The Figure 2B shows the change in the annual actual DSS and CDS3 within 5 years of all patients after surgery. Similar to the trend in COS3, the CDS3 improved with increasing survival time after surgery. With 1‐, 3‐, and 5‐year survivorship, the 3‐year CDS rates improved by +4.4 (89.4%), +9.1 (94.1%), and +12.5 (97.5%), respectively. Moreover, in contrast to the COS3, the CDS3 of all the patients with G‐NETs was more than 90% after 2 years of survival (CDS3 at 2 years = 94.2%). The actual DSS and CDS3 of each prognostic factor at different time points are presented in Figure 4. Notably, for the patients with poorer initial prognosis, the gap between the actual DSS and CDS3 also become increasingly significant. For example, the 8‐year DSS among patients with low‐grade (G3) tumors was only 29.9%, and the CDS3 after 5 years of survival reached 96.8% (Δ66.9%). Nevertheless, the 8‐year actual DSS for patients with high‐grade (G1‐G2) tumors was 93.2%, and the CDS3 at 5 years was 97.9% (Δ4.7%). We also found that when age was included, the differences in CDS3 between the strata of all subgroups decreased with time. For example, the d value of CDS3 between the elderly and the young decreased from 0.41 (moderate difference) at the baseline to 0.30 (moderate difference) at 3 years and 0.24 (small difference) at 5 years after surgery.

Figure 4.

Figure 4

Actual disease‐specific survival stratified by: (A) age, (C) tumor grade, (E) ENETs T stage, and (G) ENETs N stage vs conditional overall survival relative to actual survival stratified by: (B) age, (D) tumor grade, (F) ENETs T stage, and (H) ENETs N stage

4. DISCUSSION

G‐NETs are rare and account for 0.3%‐1.8% of all gastric cancers.26 However, the incidence of NETs of the stomach has increased in recent years.2, 5 According to the latest American epidemiological survey, there was a 15‐fold increase in the incidence of G‐NETs from 1973 to 2012. However, limited data are available on the clinicopathological features and long‐term outcomes of patients treated for these tumors.

In our large population‐based study of patient with surgically resected G‐NETs, we found that age, tumor grade, T stage, and N stage were independent prognostic factors affecting OS and DSS (all P < 0.05) in the multivariate analysis after adjusting for confounding factors. A previous study demonstrated that there are significant differences in the biological behavior and survival of different histological types of G‐NETs.
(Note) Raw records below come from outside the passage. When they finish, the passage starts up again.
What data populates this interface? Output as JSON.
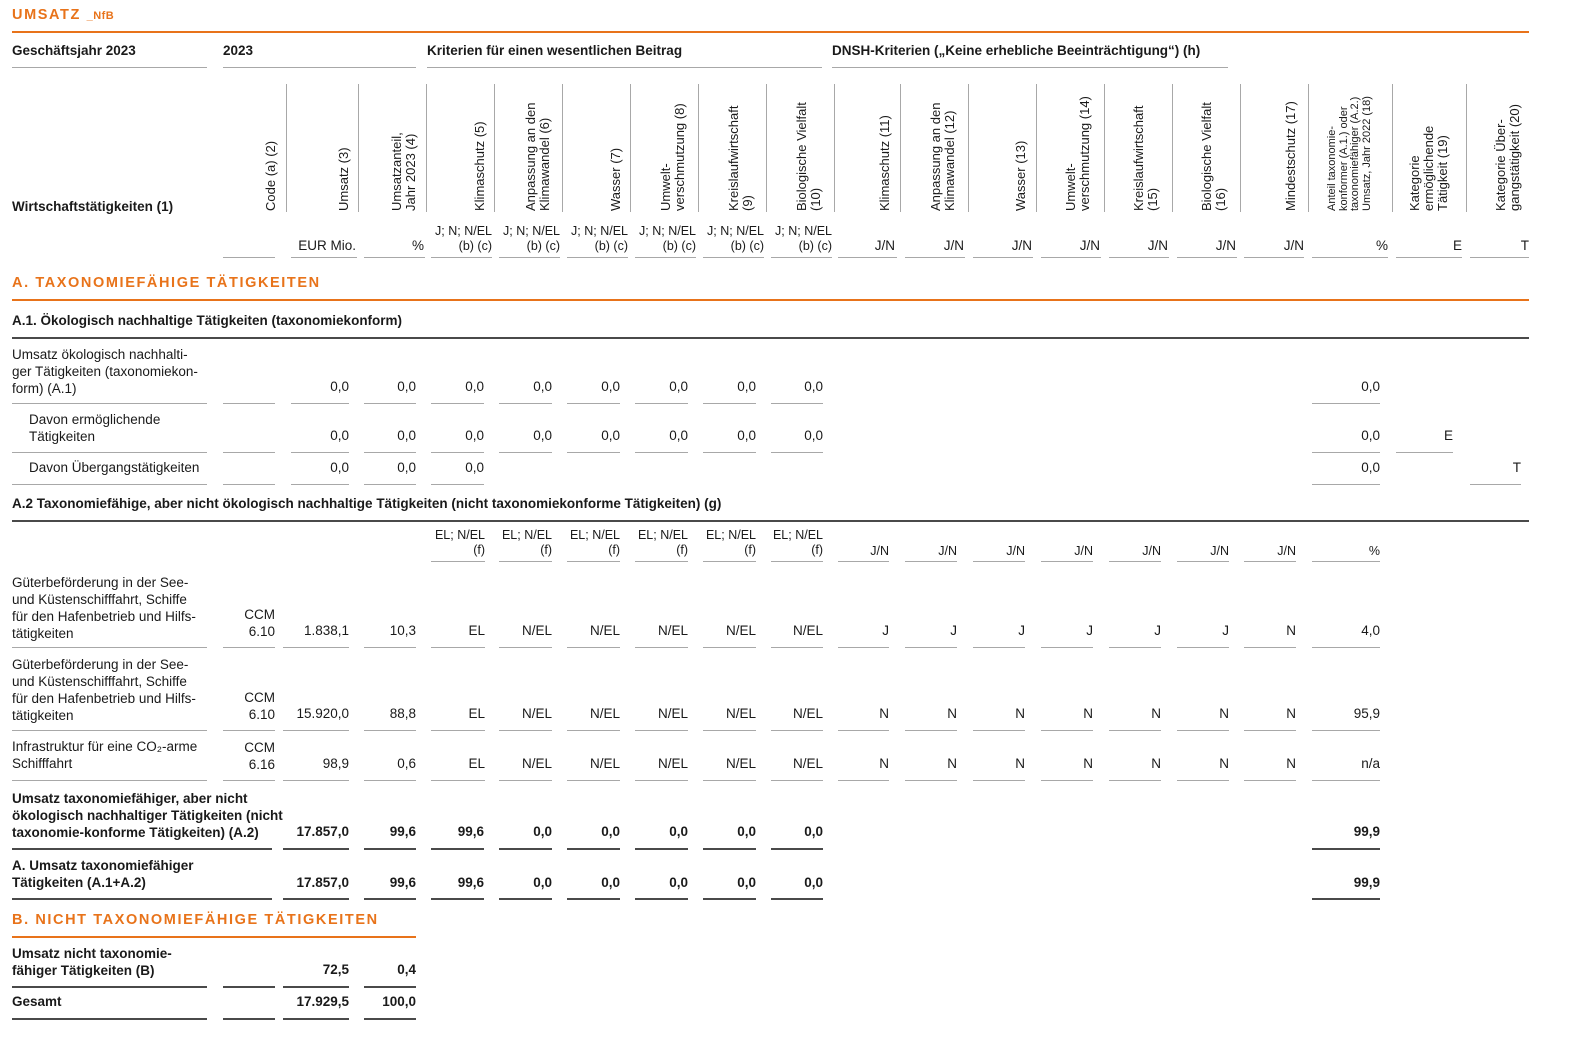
{
  "title": "UMSATZ",
  "title_suffix": "_NfB",
  "header": {
    "fy_label": "Geschäftsjahr 2023",
    "year": "2023",
    "crit_label": "Kriterien für einen wesentlichen Beitrag",
    "dnsh_label": "DNSH-Kriterien („Keine erhebliche Beeinträchtigung“) (h)",
    "activity_label": "Wirtschaftstätigkeiten (1)",
    "col2": "Code (a) (2)",
    "col3": "Umsatz (3)",
    "col4a": "Umsatzanteil,",
    "col4b": "Jahr 2023 (4)",
    "col5": "Klimaschutz (5)",
    "col6a": "Anpassung an den",
    "col6b": "Klimawandel (6)",
    "col7": "Wasser (7)",
    "col8a": "Umwelt-",
    "col8b": "verschmutzung (8)",
    "col9a": "Kreislaufwirtschaft",
    "col9b": "(9)",
    "col10a": "Biologische Vielfalt",
    "col10b": "(10)",
    "col11": "Klimaschutz (11)",
    "col12a": "Anpassung an den",
    "col12b": "Klimawandel (12)",
    "col13": "Wasser (13)",
    "col14a": "Umwelt-",
    "col14b": "verschmutzung (14)",
    "col15a": "Kreislaufwirtschaft",
    "col15b": "(15)",
    "col16a": "Biologische Vielfalt",
    "col16b": "(16)",
    "col17": "Mindestschutz (17)",
    "col18a": "Anteil taxonomie-",
    "col18b": "konformer (A.1.) oder",
    "col18c": "taxonomiefähiger (A.2.)",
    "col18d": "Umsatz, Jahr 2022 (18)",
    "col19a": "Kategorie",
    "col19b": "ermöglichende",
    "col19c": "Tätigkeit (19)",
    "col20a": "Kategorie Über-",
    "col20b": "gangstätigkeit (20)",
    "unit_eur": "EUR Mio.",
    "unit_pct": "%",
    "unit_jn_a": "J; N; N/EL",
    "unit_jn_b": "(b) (c)",
    "unit_jn": "J/N",
    "unit_pct2": "%",
    "unit_e": "E",
    "unit_t": "T"
  },
  "sectionA": "A. TAXONOMIEFÄHIGE TÄTIGKEITEN",
  "a1": {
    "heading": "A.1. Ökologisch nachhaltige Tätigkeiten (taxonomiekonform)",
    "row1_l1": "Umsatz ökologisch nachhalti-",
    "row1_l2": "ger Tätigkeiten (taxonomiekon-",
    "row1_l3": "form) (A.1)",
    "row2_l1": "Davon ermöglichende",
    "row2_l2": "Tätigkeiten",
    "row3": "Davon Übergangstätigkeiten",
    "zero": "0,0",
    "e": "E",
    "t": "T"
  },
  "a2": {
    "heading": "A.2 Taxonomiefähige, aber nicht ökologisch nachhaltige Tätigkeiten (nicht taxonomiekonforme Tätigkeiten) (g)",
    "unit_el_a": "EL; N/EL",
    "unit_el_b": "(f)",
    "unit_jn": "J/N",
    "unit_pct": "%",
    "rows": [
      {
        "lines": [
          "Güterbeförderung in der See-",
          "und Küstenschifffahrt, Schiffe",
          "für den Hafenbetrieb und Hilfs-",
          "tätigkeiten"
        ],
        "code1": "CCM",
        "code2": "6.10",
        "umsatz": "1.838,1",
        "anteil": "10,3",
        "c5": "EL",
        "c6": "N/EL",
        "c7": "N/EL",
        "c8": "N/EL",
        "c9": "N/EL",
        "c10": "N/EL",
        "d11": "J",
        "d12": "J",
        "d13": "J",
        "d14": "J",
        "d15": "J",
        "d16": "J",
        "d17": "N",
        "prev": "4,0"
      },
      {
        "lines": [
          "Güterbeförderung in der See-",
          "und Küstenschifffahrt, Schiffe",
          "für den Hafenbetrieb und Hilfs-",
          "tätigkeiten"
        ],
        "code1": "CCM",
        "code2": "6.10",
        "umsatz": "15.920,0",
        "anteil": "88,8",
        "c5": "EL",
        "c6": "N/EL",
        "c7": "N/EL",
        "c8": "N/EL",
        "c9": "N/EL",
        "c10": "N/EL",
        "d11": "N",
        "d12": "N",
        "d13": "N",
        "d14": "N",
        "d15": "N",
        "d16": "N",
        "d17": "N",
        "prev": "95,9"
      },
      {
        "lines": [
          "Infrastruktur für eine CO₂-arme",
          "Schifffahrt"
        ],
        "code1": "CCM",
        "code2": "6.16",
        "umsatz": "98,9",
        "anteil": "0,6",
        "c5": "EL",
        "c6": "N/EL",
        "c7": "N/EL",
        "c8": "N/EL",
        "c9": "N/EL",
        "c10": "N/EL",
        "d11": "N",
        "d12": "N",
        "d13": "N",
        "d14": "N",
        "d15": "N",
        "d16": "N",
        "d17": "N",
        "prev": "n/a"
      }
    ],
    "total_l1": "Umsatz taxonomiefähiger, aber nicht",
    "total_l2": "ökologisch nachhaltiger Tätigkeiten (nicht",
    "total_l3": "taxonomie-konforme Tätigkeiten) (A.2)",
    "total_umsatz": "17.857,0",
    "total_anteil": "99,6",
    "total_c5": "99,6",
    "total_c6": "0,0",
    "total_c7": "0,0",
    "total_c8": "0,0",
    "total_c9": "0,0",
    "total_c10": "0,0",
    "total_prev": "99,9"
  },
  "atotal": {
    "l1": "A. Umsatz taxonomiefähiger",
    "l2": "Tätigkeiten (A.1+A.2)",
    "umsatz": "17.857,0",
    "anteil": "99,6",
    "c5": "99,6",
    "c6": "0,0",
    "c7": "0,0",
    "c8": "0,0",
    "c9": "0,0",
    "c10": "0,0",
    "prev": "99,9"
  },
  "sectionB": "B. NICHT TAXONOMIEFÄHIGE TÄTIGKEITEN",
  "b": {
    "l1": "Umsatz nicht taxonomie-",
    "l2": "fähiger Tätigkeiten (B)",
    "umsatz": "72,5",
    "anteil": "0,4",
    "gesamt": "Gesamt",
    "gesamt_umsatz": "17.929,5",
    "gesamt_anteil": "100,0"
  }
}
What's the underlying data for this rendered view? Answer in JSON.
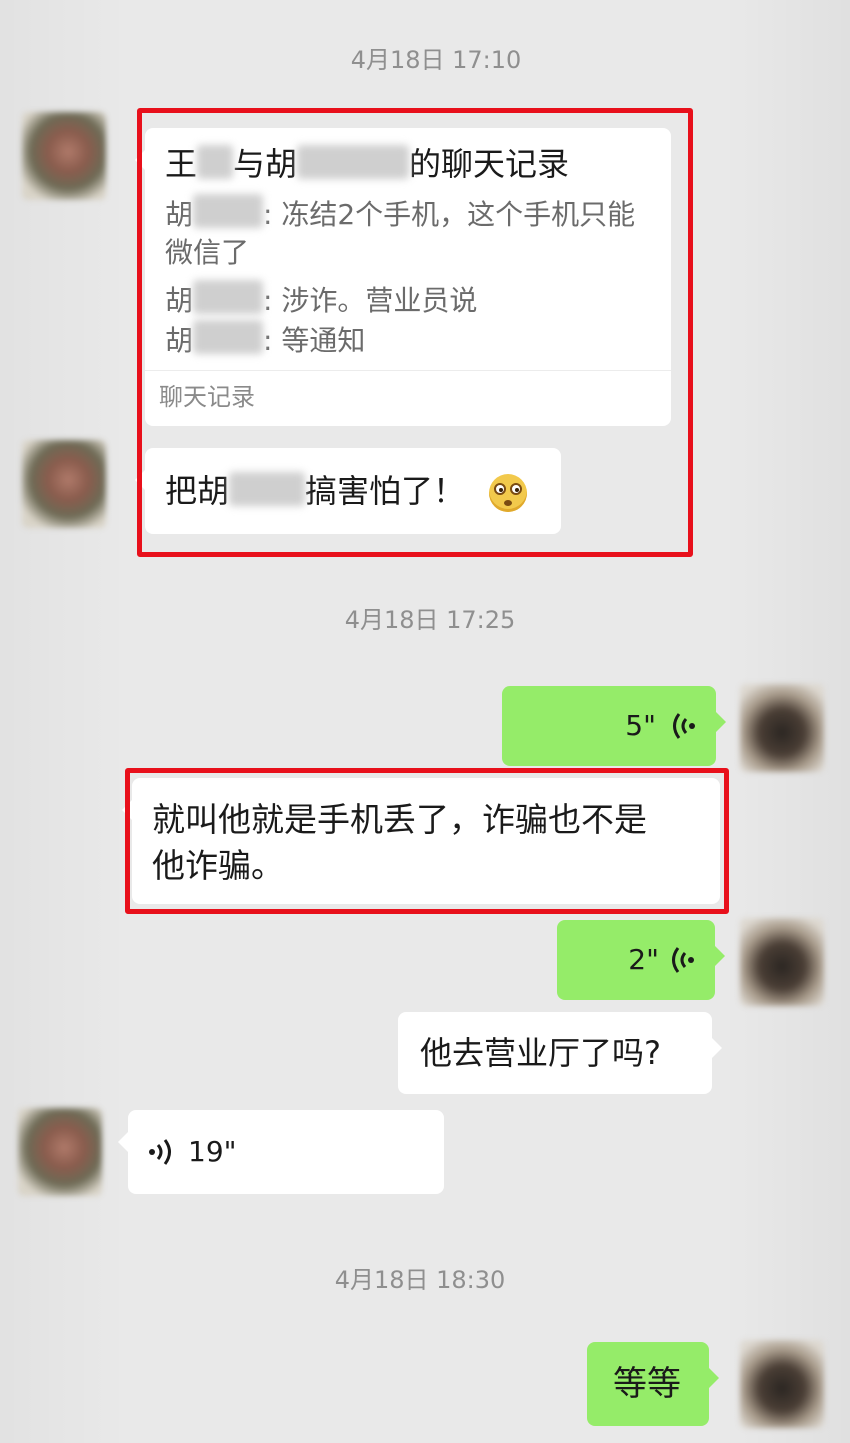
{
  "timestamps": [
    "4月18日 17:10",
    "4月18日 17:25",
    "4月18日 18:30"
  ],
  "chat_record_card": {
    "title_part1": "王",
    "title_part2": "与胡",
    "title_part3": "的聊天记录",
    "line1_prefix": "胡",
    "line1_text": ": 冻结2个手机，这个手机只能",
    "line1_cont": "微信了",
    "line2_prefix": "胡",
    "line2_text": ": 涉诈。营业员说",
    "line3_prefix": "胡",
    "line3_text": ": 等通知",
    "footer": "聊天记录"
  },
  "messages": {
    "scared_part1": "把胡",
    "scared_part2": "搞害怕了！",
    "voice_5": "5\"",
    "phone_lost_line1": "就叫他就是手机丢了，诈骗也不是",
    "phone_lost_line2": "他诈骗。",
    "voice_2": "2\"",
    "go_hall": "他去营业厅了吗?",
    "voice_19": "19\"",
    "wait": "等等"
  },
  "colors": {
    "highlight": "#e8101b",
    "sent_bubble": "#95ec69",
    "received_bubble": "#ffffff",
    "background": "#e9e9e9"
  },
  "icons": {
    "voice": "voice-wave-icon",
    "emoji": "shocked-face-emoji-icon"
  }
}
The G‐NETs with poor differentiation (G3) are more aggressive tumors and have poorer prognoses than well‐differentiated (G1‐G2) tumors.27, 28 The present study confirmed the finding that the actual OS of patients with G3 tumors was worse than the OS of patients with well‐differentiated (G1‐G2) tumors. For example, the 5‐year actual OS of patients with well‐differentiated tumors was 80.4%, which was nearly 4 times the OS of patients with G3 tumors 5 years after surgery. Specifically, the DSS of patients with G3 tumors was significantly poorer than that of patients with well‐differentiated tumors. The 5‐year actual DSS of patients with G1‐G2 tumors (94.7%) was two times greater than that of patients with G3 tumors (31.5%). The ENETS first proposed the staging of G‐NETs according to the TNM system in 2006. The study confirmed that both T stage and N stage are significant factors affecting OS and DSS.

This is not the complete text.